Pequena Alc. – (ou Pequeno). Várias pessoas, sem ligação entre si, tinham a alcunha de Pequeno ou Pequena. Não tem a ver com tamanho, mas com o serem as crianças mais novas da família. Era a própria família que assim as denominava, para as distinguir de outro elemento mais velho com o mesmo nome próprio. Por vezes, a alcunha passou aos filhos (Da Pequena).
Qué-Pão Alc. - Assim andava a criança atrás da mãe, pedindo pão (tratava-se de José Maria Felismino, que toda a vida foi conhecido por Zé Qué-pão).
Redondo Alc. - Alcunha comum a dois meios-irmãos da minha avó paterna.

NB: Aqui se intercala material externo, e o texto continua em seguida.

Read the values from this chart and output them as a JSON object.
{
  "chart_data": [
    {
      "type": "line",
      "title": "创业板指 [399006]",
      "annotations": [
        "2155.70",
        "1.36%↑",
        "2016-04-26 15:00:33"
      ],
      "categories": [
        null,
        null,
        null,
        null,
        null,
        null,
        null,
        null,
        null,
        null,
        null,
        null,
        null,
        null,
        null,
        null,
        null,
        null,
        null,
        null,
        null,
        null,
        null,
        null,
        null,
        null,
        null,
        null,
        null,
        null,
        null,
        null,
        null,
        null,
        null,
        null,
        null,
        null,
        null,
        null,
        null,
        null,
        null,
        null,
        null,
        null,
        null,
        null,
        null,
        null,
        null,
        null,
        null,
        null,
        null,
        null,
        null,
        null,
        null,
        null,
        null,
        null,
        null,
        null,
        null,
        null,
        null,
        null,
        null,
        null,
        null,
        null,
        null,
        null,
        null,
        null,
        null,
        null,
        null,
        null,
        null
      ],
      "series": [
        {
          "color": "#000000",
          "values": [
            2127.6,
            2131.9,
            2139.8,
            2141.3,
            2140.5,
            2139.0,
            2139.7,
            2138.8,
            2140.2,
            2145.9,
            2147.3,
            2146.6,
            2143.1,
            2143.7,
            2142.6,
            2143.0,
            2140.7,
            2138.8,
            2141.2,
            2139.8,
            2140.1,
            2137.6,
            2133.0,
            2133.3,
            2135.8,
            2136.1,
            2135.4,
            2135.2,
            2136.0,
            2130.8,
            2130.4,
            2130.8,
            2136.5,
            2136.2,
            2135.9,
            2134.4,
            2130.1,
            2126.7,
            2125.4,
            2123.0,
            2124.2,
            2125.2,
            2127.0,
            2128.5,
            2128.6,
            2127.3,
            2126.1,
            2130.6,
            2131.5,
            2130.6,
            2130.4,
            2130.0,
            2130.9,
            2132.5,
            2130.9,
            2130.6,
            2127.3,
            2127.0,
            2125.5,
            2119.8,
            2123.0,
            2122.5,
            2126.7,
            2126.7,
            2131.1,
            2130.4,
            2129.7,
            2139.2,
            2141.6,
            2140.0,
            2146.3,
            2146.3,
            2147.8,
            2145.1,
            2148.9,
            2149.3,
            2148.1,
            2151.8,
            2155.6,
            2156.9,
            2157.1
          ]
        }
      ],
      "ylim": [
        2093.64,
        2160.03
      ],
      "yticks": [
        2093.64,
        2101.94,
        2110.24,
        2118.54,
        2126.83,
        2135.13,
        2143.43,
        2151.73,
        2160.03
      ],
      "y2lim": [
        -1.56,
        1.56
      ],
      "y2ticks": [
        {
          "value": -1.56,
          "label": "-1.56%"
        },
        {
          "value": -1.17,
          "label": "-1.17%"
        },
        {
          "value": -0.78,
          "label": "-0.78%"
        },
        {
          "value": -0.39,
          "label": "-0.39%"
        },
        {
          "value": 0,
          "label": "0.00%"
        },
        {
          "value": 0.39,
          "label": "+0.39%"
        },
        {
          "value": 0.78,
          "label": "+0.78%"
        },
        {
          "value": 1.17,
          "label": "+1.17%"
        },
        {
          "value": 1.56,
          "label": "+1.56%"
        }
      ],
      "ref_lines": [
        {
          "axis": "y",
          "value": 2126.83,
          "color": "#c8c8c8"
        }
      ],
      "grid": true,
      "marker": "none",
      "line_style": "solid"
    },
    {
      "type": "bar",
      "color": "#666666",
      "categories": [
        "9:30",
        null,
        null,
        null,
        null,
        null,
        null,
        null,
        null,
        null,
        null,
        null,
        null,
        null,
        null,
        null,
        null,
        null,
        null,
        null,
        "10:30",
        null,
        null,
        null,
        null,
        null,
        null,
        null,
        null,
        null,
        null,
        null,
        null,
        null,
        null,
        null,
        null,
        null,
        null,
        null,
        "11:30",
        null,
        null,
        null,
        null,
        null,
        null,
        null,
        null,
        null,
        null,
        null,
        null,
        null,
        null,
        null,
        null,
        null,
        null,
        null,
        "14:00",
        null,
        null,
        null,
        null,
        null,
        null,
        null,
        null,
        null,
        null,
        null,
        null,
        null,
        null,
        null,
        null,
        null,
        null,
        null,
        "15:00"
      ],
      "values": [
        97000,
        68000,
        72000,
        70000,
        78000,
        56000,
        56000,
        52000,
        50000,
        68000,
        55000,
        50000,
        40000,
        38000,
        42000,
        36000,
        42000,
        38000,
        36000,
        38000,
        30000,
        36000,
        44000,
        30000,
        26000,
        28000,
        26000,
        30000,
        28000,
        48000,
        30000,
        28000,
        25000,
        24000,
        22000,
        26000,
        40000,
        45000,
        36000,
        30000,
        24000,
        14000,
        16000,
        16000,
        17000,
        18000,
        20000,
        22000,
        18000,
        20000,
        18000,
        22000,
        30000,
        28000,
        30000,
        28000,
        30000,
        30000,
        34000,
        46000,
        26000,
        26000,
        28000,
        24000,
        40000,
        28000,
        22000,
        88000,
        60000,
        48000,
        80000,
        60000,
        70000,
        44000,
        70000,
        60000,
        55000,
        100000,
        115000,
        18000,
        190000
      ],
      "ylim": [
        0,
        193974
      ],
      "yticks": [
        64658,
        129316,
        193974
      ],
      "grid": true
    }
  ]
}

João Redondo era sapateiro e, como era uso naquele tempo, deslocava-se a casa dos clientes e aí ficava durante vários dias reparando, de uma vez, todo o calçado familiar e às vezes fazendo, de caminho, alguma obra nova. Lembro-me dele a concertar o calçado da família de José Ribeiro instalado no alpendre da casa que é hoje da Amélia. Foi casado com uma Emília natural de Aljubarrota e faleceu sem filhos.
António Redondo casou para os Milagres e na família era, por isso, chamado de "António dos Milagres".
Sabino Alc. - O nome próprio do pai transformou-se em alcunha dos filhos José e António e não do Arnaldo por óbvia desnecessidade, devido à singularidade do nome.
Tarasco Alc. - É natural dos Molianos. A alcunha já a trazia da sua terra e significa, diz o DPLP, arisco, impertinente, esquivo.
Veneno Alc. - Alcunha de João Augusto Lúcio, natural do Casal Boieiro, Pedreiras, onde residia e terá adquirido experiência trabalhando na extracção da pedra local que chamávamos de "pedra de cantaria", uma pedra bastante macia que foi usada para ombreiras de portas e molduras de janelas e, durante séculos, para fazer pias de azeite.
Foi o primeiro a explorar o Vidraço de Ataíja e, assim, o iniciador de uma revolução na economia local. Começou nos anos cinquenta do Séc. XX a escavar num terreno onde José Henriques (que foi, também, conhecido por José Neto e José Carago) veio a construir a sua casa, ao lado da actual pedreira “Caramelo 3”, propriedade da empresa Mármores Vigário, Lda, no sítio dos Caramelos.
Zé d’Avó Alc. - Eu próprio. Por ter sido criado entre os 3 e os 10 anos pela minha avó paterna, estando os meus pais emigrados em Lisboa, como leiteiros.